Он лишь мотнул головой, опрокидывая очередную стопку.
— Слушай, Ром... А ты в курсе? У нас тут, в деревне, точь-в-точь такая же история была. Лет тридцать назад. Матушка как-то рассказывала.
— С чего бы? — друг нахмурился, наливая мне. — Я б слышал.
— Да я и сам обрывочно помню. Со слов.
— Валяй, — бросил он, и в его глазах мелькнуло не просто любопытство, а желание послушать.
Я сделал глоток, чтобы голос не дрожал.
— Деревня тогда была крошечной, чуть ли не семь сотен душ. А нынче, считай, две с лишним тысячи. Так вот, у одной женщины дочь, пятнадцати лет, упала, головой ударилась. И не проснулась. Оборудования в те годы не было никакого — развели руками, мол, мертва. А материнское сердце вещун. Чуяло беду. Не давала она дочку хоронить, пять дней тело в доме лежало. Соседи, люди набожные, стерпеть не смогли — боялись, что неприкаянная душа по деревне бродить начнет. Вломились к ней, заперли её, а девочку вынесли и в сырую землю опустили.
С тех пор женщину будто подменили. Целыми днями она на погосте пропадала, лопатой землю долбила, к дочери рвалась. Что с ней только ни делали — и к врачам водили, и в доме запирали. Бесполезно. Вырвется — и снова бежит по пыльной дороге, сжимая в белых пальцах черенок лопаты.

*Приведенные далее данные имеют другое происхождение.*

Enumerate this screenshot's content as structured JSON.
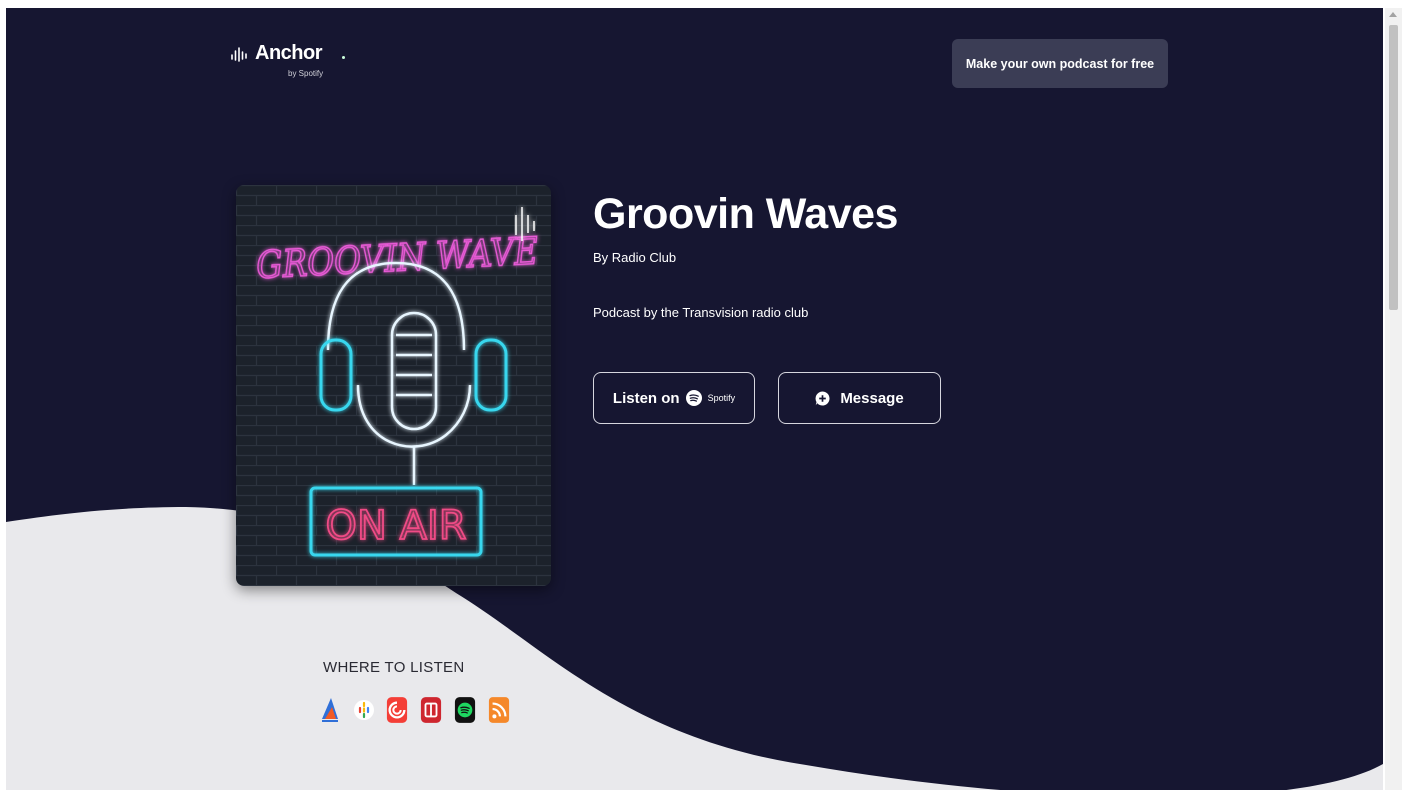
{
  "header": {
    "logo_text": "Anchor",
    "logo_subtext": "by Spotify",
    "cta_label": "Make your own podcast for free"
  },
  "podcast": {
    "title": "Groovin Waves",
    "author": "By Radio Club",
    "description": "Podcast by the Transvision radio club",
    "cover_art": {
      "top_text": "GROOVIN WAVE",
      "bottom_text": "ON AIR"
    }
  },
  "actions": {
    "listen_label": "Listen on",
    "listen_brand": "Spotify",
    "message_label": "Message"
  },
  "where_to_listen": {
    "heading": "WHERE TO LISTEN",
    "platforms": [
      {
        "icon": "breaker-icon",
        "color": "#2f6fd8"
      },
      {
        "icon": "google-podcasts-icon",
        "color": "#f5b400"
      },
      {
        "icon": "pocket-casts-icon",
        "color": "#f43e37"
      },
      {
        "icon": "radio-public-icon",
        "color": "#ce262f"
      },
      {
        "icon": "spotify-icon",
        "color": "#1ed760"
      },
      {
        "icon": "rss-icon",
        "color": "#f5882a"
      }
    ]
  },
  "colors": {
    "hero_background": "#161631",
    "lower_background": "#e9e9ec",
    "cta_background": "#3b3d55",
    "neon_pink": "#e85ad6",
    "neon_cyan": "#38d7ee"
  }
}
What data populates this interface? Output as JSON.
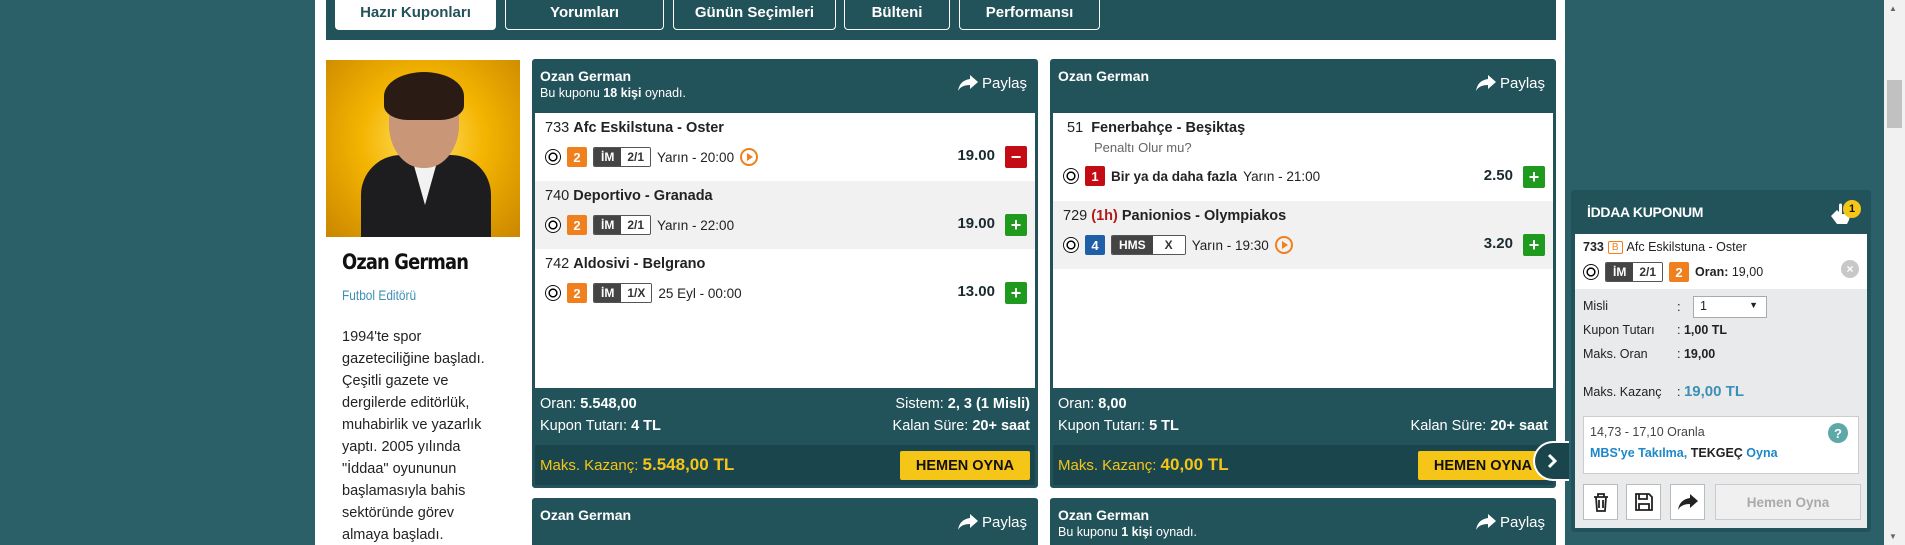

В сельсовете терпение лопнуло. Решили — откопают, лишь бы отвязалась. Собрали мужиков, те с неохотой, кряхтя, откопали. Подняли гроб, крышку сорвали... и обомлели.
Девочка лежала на боку, с открытыми глазами, в которых застыл весь ужас мира. Они были полны крови. Вся бархатная обивка крышки была изодрана. И слова там были, проклятия, выцарапанные в предсмертной агонии.
У матери, глядевшей на это, сердце разорвалось прямо в груди. Рухнула замертво рядом с гробом.
Теперь лежат они рядышком. Две могилы на самом краю кладбища. Заросли бурьяном по пояс — никто не ухаживает, боятся проклятия накликать. Говорят, иногда видят там призраки — девочка в белом платье и женщина с лопатой. Бродят вместе в лунные ночи.